We observed reductions in injury admissions during the first lockdown which returned to seasonal averages when schools partially reopened in June 2020. Other studies suggesting a fivefold rise in the number of domestic accidents32 and increases in child abuse and neglect leading to large increases in head trauma, and increased calls to child support lines.33–35
This study has several limitations inherent from the methodology and nature of the data available. First, our data represent a multicultural, urban population of a major metropolitan city with widely ranging levels of wealth and deprivation, and these might not be reflective of other geographical areas (online supplemental figure 5) for comparative child health profiles for London vs England). A small number of NWL general practices are not part of the WSIC network and hence children registered with these practices would not be part of our database. However; as of June 2019, WSIC collects the data of 365 participating general practices accounting for 95% of the total NWL population.12 Children who are not registered with any general practice would also not be included. Our approach of analysing ICD-coding groups did not account for more subtle epidemiological changes within these overarching coding groups. For example, studies reported relative unchanged ED attendance rates for urinary tract infections,3 5 and changes in the number of admissions for relatively infrequent safeguarding related injuries will have gone unnoticed. Likewise, our study would have benefited from more detailed information on mental health issues to verify the reported rise of mental health issues in primary and secondary care elsewhere.36 37 We were not able to reliably differentiate between face-to-face and virtual appointments in primary care, nor to assess comorbidities or vaccination status.

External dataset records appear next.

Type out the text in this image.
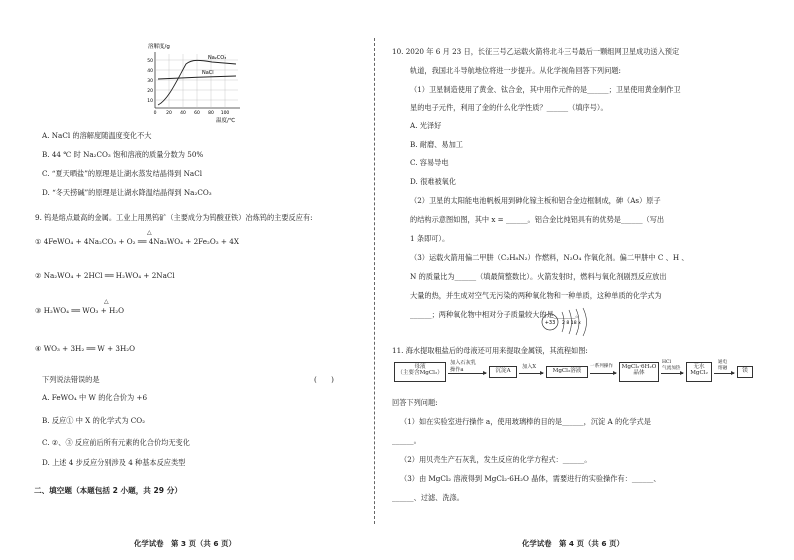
溶解度/g
温度/℃
50
40
30
20
10
0 20 40 60 80 100
Na₂CO₃
NaCl
A. NaCl 的溶解度随温度变化不大
B. 44 ℃ 时 Na₂CO₃ 饱和溶液的质量分数为 50%
C. “夏天晒盐”的原理是让湖水蒸发结晶得到 NaCl
D. “冬天捞碱”的原理是让湖水降温结晶得到 Na₂CO₃
9. 钨是熔点最高的金属。工业上用黑钨矿（主要成分为钨酸亚铁）冶炼钨的主要反应有:
△
① 4FeWO₄ + 4Na₂CO₃ + O₂ ══ 4Na₂WO₄ + 2Fe₂O₃ + 4X
② Na₂WO₄ + 2HCl ══ H₂WO₄ + 2NaCl
△
③ H₂WO₄ ══ WO₃ + H₂O
④ WO₃ + 3H₂ ══ W + 3H₂O
下列说法错误的是	(　　)
A. FeWO₄ 中 W 的化合价为 +6
B. 反应① 中 X 的化学式为 CO₂
C. ②、③ 反应前后所有元素的化合价均无变化
D. 上述 4 步反应分别涉及 4 种基本反应类型
二、填空题（本题包括 2 小题，共 29 分）
化学试卷　第 3 页（共 6 页）
10. 2020 年 6 月 23 日，长征三号乙运载火箭将北斗三号最后一颗组网卫星成功送入预定
轨道，我国北斗导航地位将进一步提升。从化学视角回答下列问题:
（1）卫星制造使用了黄金、钛合金，其中用作元件的是______；卫星使用黄金制作卫
星的电子元件，利用了金的什么化学性质？______（填序号）。
A. 光泽好
B. 耐磨、易加工
C. 容易导电
D. 很难被氧化
（2）卫星的太阳能电池帆板用到砷化镓主板和铝合金边框制成，砷（As）原子
的结构示意图如图，其中 x = ______。铝合金比纯铝具有的优势是______（写出
1 条即可）。
（3）运载火箭用偏二甲肼（C₂H₈N₂）作燃料，N₂O₄ 作氧化剂。偏二甲肼中 C 、H 、
N 的质量比为______（填最简整数比）。火箭发射时，燃料与氧化剂剧烈反应放出
大量的热，并生成对空气无污染的两种氧化物和一种单质，这种单质的化学式为
______；两种氧化物中相对分子质量较大的是______。
+33 2 8 18 x
11. 海水提取粗盐后的母液还可用来提取金属镁，其流程如图:
母液
（主要含MgCl₂）
加入石灰乳
操作a	沉淀A
加入X
MgCl₂溶液
一系列操作	MgCl₂·6H₂O
晶体
HCl
气流加热	无水
MgCl₂
通电
熔融	镁
回答下列问题:
（1）如在实验室进行操作 a，使用玻璃棒的目的是______，沉淀 A 的化学式是
______。
（2）用贝壳生产石灰乳，发生反应的化学方程式：______。
（3）由 MgCl₂ 溶液得到 MgCl₂·6H₂O 晶体，需要进行的实验操作有：______、
______、过滤、洗涤。
化学试卷　第 4 页（共 6 页）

In conclusion, mandated lockdowns and NPIs were associated with a reduction in primary and secondary healthcare usage for children in NWL. These decreases were seen directly after these measures were instigated indicating that their rapid deployment reduced the burden on the health system. NPIs against COVID-19 also reduced consultations and admissions for other infections. Using a database compiled of both primary and secondary care data provided a ‘whole system’ view showing that the net effect of the pandemic on acute non-COVID-19 childhood illness and injury in NWL was not the feared increase, but actually a substantial reduction.